Lawmakers pondering different future role for Millennium Fund money
The Legislature’s Joint Millennium Fund Committee, which makes recommendations on how to spend millions each year in earnings from Idaho’s share of a nationwide tobacco settlement, gave a belated report to JFAC this morning, which is scheduled to set the Millennium Fund budget tomorrow morning. “We apologize for the lateness of this report, however other plans did not materialize as many of us had hoped,” Rep. Fred Wood, R-Burley, co-chair of the panel, told the Joint Finance-Appropriations Committee.
Wood had proposed legislation to tap $10 million of the fund’s earnings for a limited primary-care program for people who fall into Idaho’s health coverage gap, but pulled his bill back, saying he didn’t have the votes to pass it. A similar proposal has since been introduced in the Senate, however.
The Millennium Fund has been handing out grants each year to programs ranging from the Idaho Meth Project to Idaho Drug-Free Youth to the Boys & Girls Clubs; Idaho put its tobacco settlement money into a permanent endowment, to generate earnings that can go to health-related programs each year.
Wood said the panel met four times this past year, twice to review and score grant applications, and twice to discuss funding recommendations. Only higher-scoring grant applications were approved for funding, Wood said. The panel also worked with public health districts on the distribution of Millennium Fund money for tobacco cessation. “The public health districts have their own methodology of funding,” Wood said. “It’s not clear to the committee exactly what that is at this point in time.” So when the Millennium Fund budget is set tomorrow, the panel is recommending “intent language that states: Do whatever you’re going to do this year, but come back next year and give us an exact, detail report of how your funding formula works, how your funding formula changes over time, so we understand that there is an equitable amount of money going to the different public health districts for tobacco cessation,” he said. Wood said the issue the committee is eyeing is basing the funding on the number of smokers in the district, so that “no matter where you are, you get the same chance at tobacco cessation as everybody else does.” The percentage of the population that smokes varies in Idaho’s public health districts, he said, from as low as 10 percent to as high as 20 percent.
Wood said funding recommendations for next year include both one-time grants and ongoing funding, with funding for the Department of Health & Welfare’s Project Filter and for health districts’ tobacco cessation programs the only items identified as ongoing. “The committee has reviewed the results of Project Filter in the Department of Health & Welfare and believes the results are excellent,” Wood said. “And this program is founded in sound science. The committee believes the same about public health districts in their tobacco cessation efforts.
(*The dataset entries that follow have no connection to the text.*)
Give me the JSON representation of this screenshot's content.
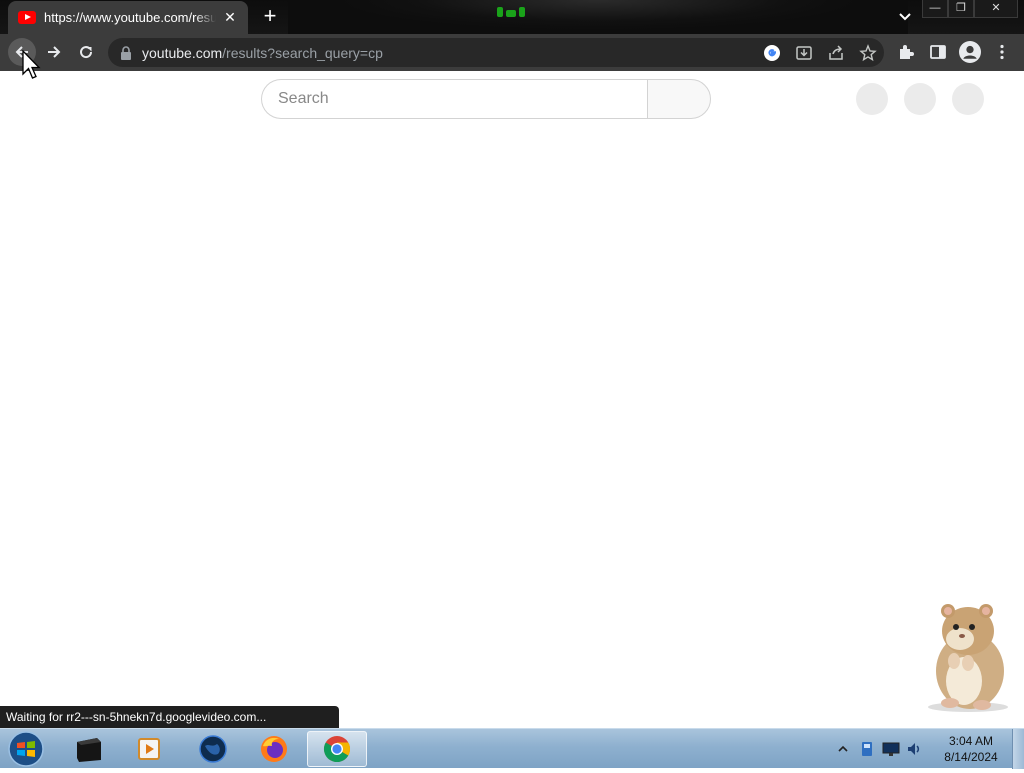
{
  "browser": {
    "tab": {
      "title": "https://www.youtube.com/results?search_query=cp",
      "close_glyph": "✕",
      "favicon": "youtube-icon"
    },
    "new_tab_glyph": "+",
    "window_controls": {
      "minimize": "—",
      "restore": "❐",
      "close": "✕"
    },
    "toolbar": {
      "back": "back-arrow-icon",
      "forward": "forward-arrow-icon",
      "reload": "reload-icon",
      "url_host": "youtube.com",
      "url_path": "/results?search_query=cp",
      "omnibox_icons": [
        "google-lens-icon",
        "install-icon",
        "share-icon",
        "bookmark-star-icon"
      ],
      "right_icons": [
        "extensions-icon",
        "side-panel-icon",
        "profile-icon",
        "menu-icon"
      ]
    },
    "status_text": "Waiting for rr2---sn-5hnekn7d.googlevideo.com..."
  },
  "page": {
    "search_placeholder": "Search",
    "search_value": ""
  },
  "taskbar": {
    "apps": [
      "windows-start-icon",
      "terminal-app-icon",
      "media-player-icon",
      "globe-app-icon",
      "firefox-icon",
      "chrome-icon"
    ],
    "active_app": "chrome",
    "tray_icons": [
      "show-hidden-icons",
      "network-icon",
      "display-icon",
      "volume-icon"
    ],
    "clock_time": "3:04 AM",
    "clock_date": "8/14/2024"
  },
  "colors": {
    "tab_bg": "#3c3c3c",
    "titlebar_bg": "#111111",
    "toolbar_bg": "#3c3c3c",
    "omnibox_bg": "#282828",
    "youtube_red": "#ff0000",
    "taskbar_blue": "#8eb0cf"
  }
}
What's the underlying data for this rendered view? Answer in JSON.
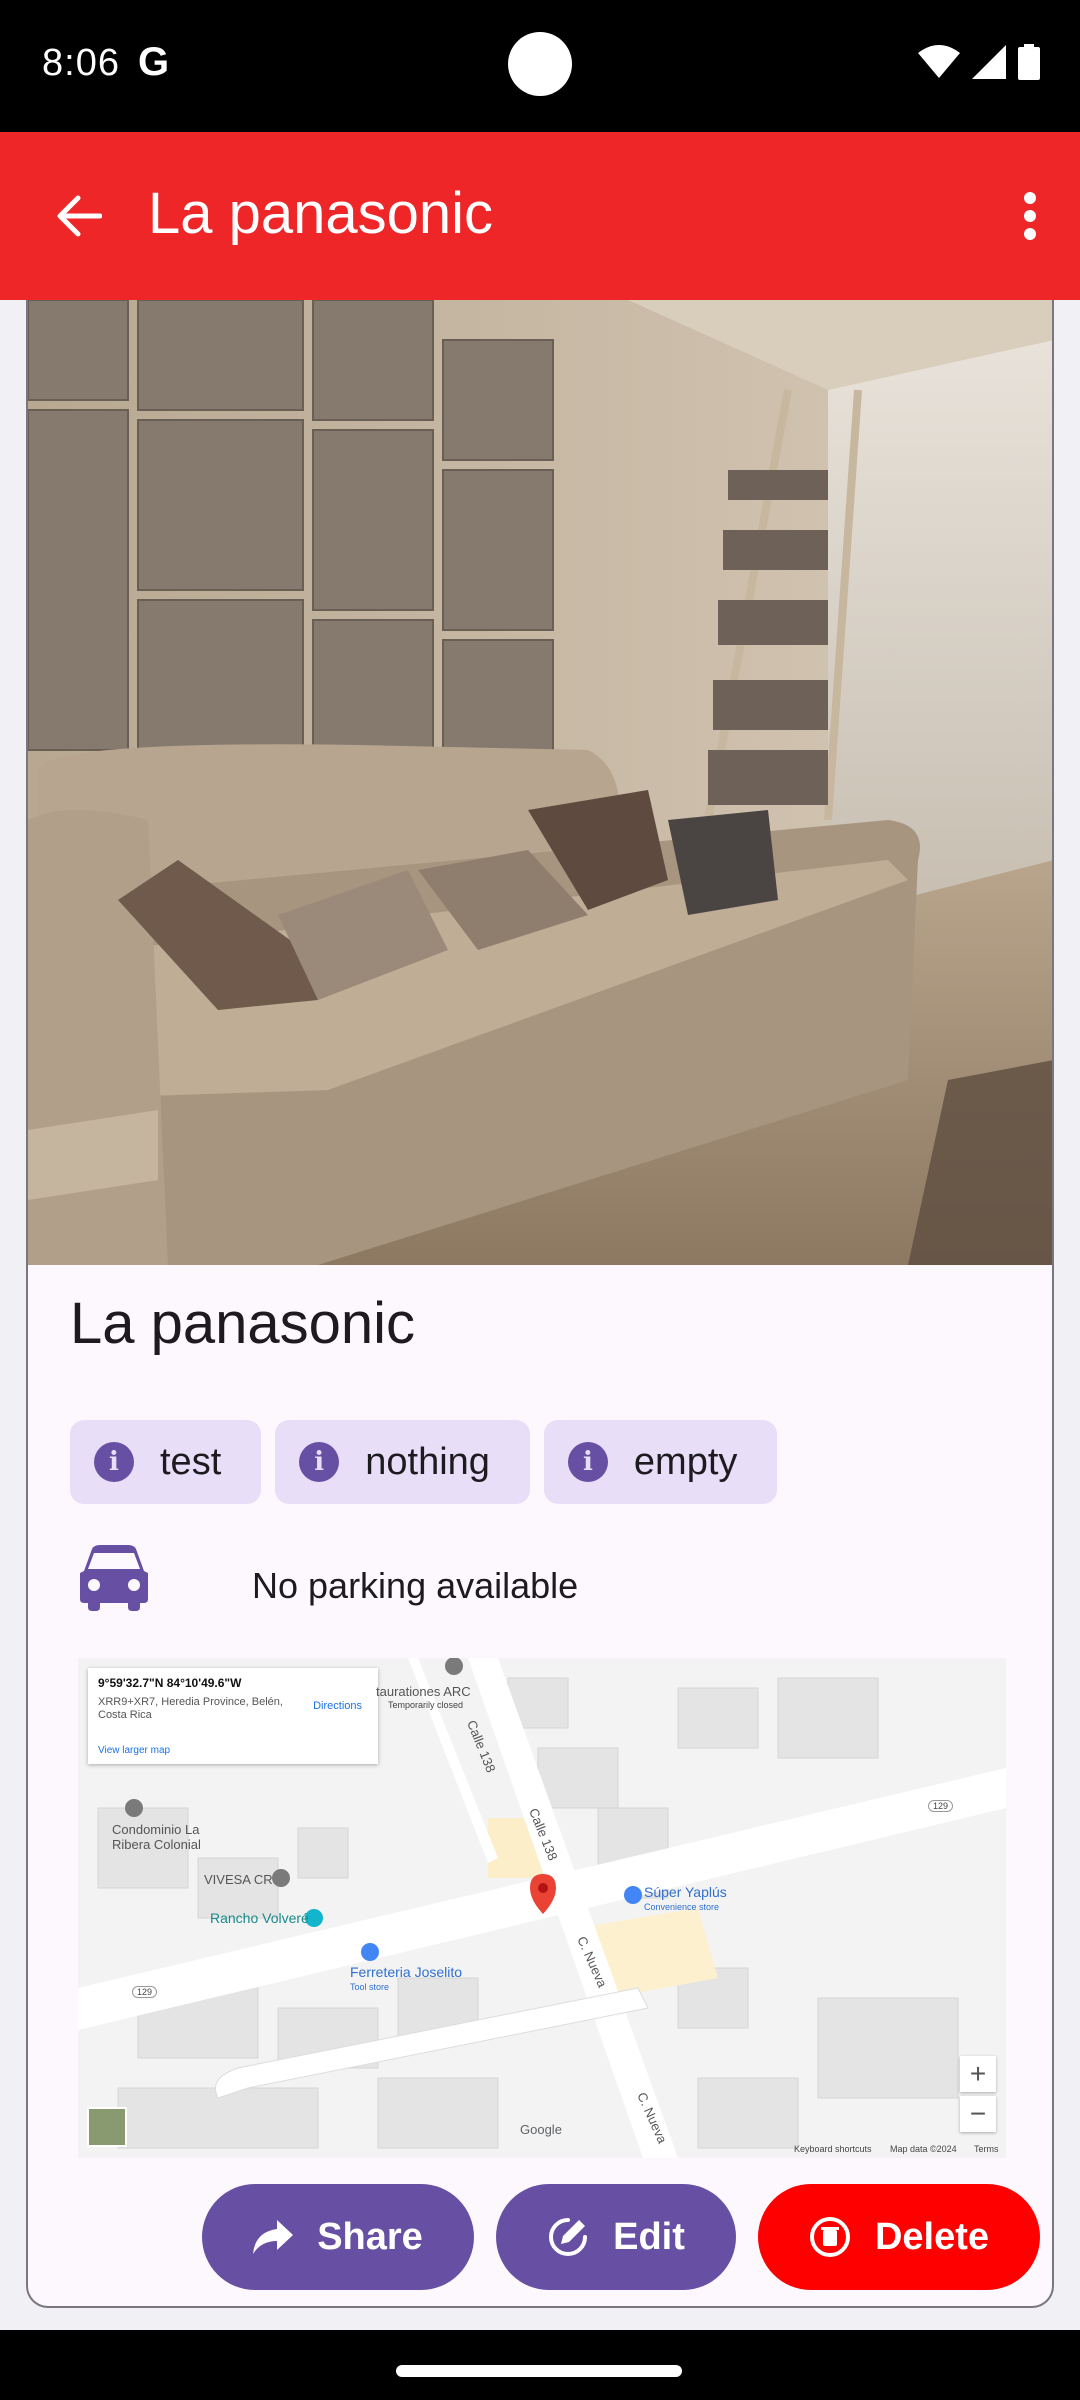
{
  "status_bar": {
    "time": "8:06",
    "g_letter": "G"
  },
  "app_bar": {
    "title": "La panasonic"
  },
  "place": {
    "title": "La panasonic",
    "tags": [
      "test",
      "nothing",
      "empty"
    ],
    "tag_icon_glyph": "i",
    "parking_text": "No parking available"
  },
  "map": {
    "coords": "9°59'32.7\"N 84°10'49.6\"W",
    "address": "XRR9+XR7, Heredia Province, Belén, Costa Rica",
    "directions_label": "Directions",
    "view_larger_label": "View larger map",
    "labels": {
      "restauraciones": "taurationes ARC",
      "temporarily_closed": "Temporarily closed",
      "condominio": "Condominio La Ribera Colonial",
      "vivesa": "VIVESA CR",
      "rancho": "Rancho Volveré",
      "ferreteria": "Ferreteria Joselito",
      "tool_store": "Tool store",
      "super": "Súper Yaplús",
      "convenience": "Convenience store",
      "calle138a": "Calle 138",
      "calle138b": "Calle 138",
      "cnueva1": "C. Nueva",
      "cnueva2": "C. Nueva",
      "route129a": "129",
      "route129b": "129",
      "google": "Google",
      "keyboard": "Keyboard shortcuts",
      "map_data": "Map data ©2024",
      "terms": "Terms"
    },
    "zoom_in": "+",
    "zoom_out": "−"
  },
  "actions": {
    "share": "Share",
    "edit": "Edit",
    "delete": "Delete"
  },
  "colors": {
    "app_bar": "#ee2628",
    "primary": "#6750a4",
    "chip_bg": "#e8def8",
    "delete": "#fe0000"
  },
  "icons": {
    "back": "arrow-left-icon",
    "more": "more-vert-icon",
    "tag": "info-icon",
    "parking": "car-icon",
    "share": "share-icon",
    "edit": "edit-icon",
    "delete": "delete-icon"
  }
}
Hence, whatever duration the committee recommends for funding in the future, these two programs will continue as Idaho’s efforts for tobacco cessation from the master settlement monies.”
The committee also is recommending that the Department of Correction and Department of Juvenile Correction, both of which have been receiving allocations from the Millennium Fund since the recession, should “be placed back on the general fund,” Wood said.
Overall, Wood said the committee has been questioning the path it’s taken in recent years to distribute funds each year for grants to various organizations for health-related projects. It’s long wanted better measuring of the success of those projects, “however this endeavor alone can be very expensive,” and eat up a lot of the money, he said. The committee’s looking at whether Idaho should “explore other options for recommendations for future funding of the tobacco master settlement money.” So it’s recommending intent language in its budget for next year “to make absolutely sure that everyone’s on notice that the committee most likely is going to take a different direction.” What that direction is, hasn’t yet been decided, he said.
Sen. Fred Martin, R-Boise, JFAC vice-chair and a member of the Millennium Fund Committee for the past five years, thanked Wood and Co-Chair Sen. Patti Anne Lodge, R-Huston. “I too feel like we need to kind of pause, step back, look at this situation and decide what’s best for this quite large pot of money. We need to decide what’s best for it,” he said.
Rep. Maxine Bell, R-Jerome, JFAC co-chair, said, “Well spoken, and I’m truly grateful that you are taking a look at what we’ve been doing for so many years, which sometimes seemed to be just doing.”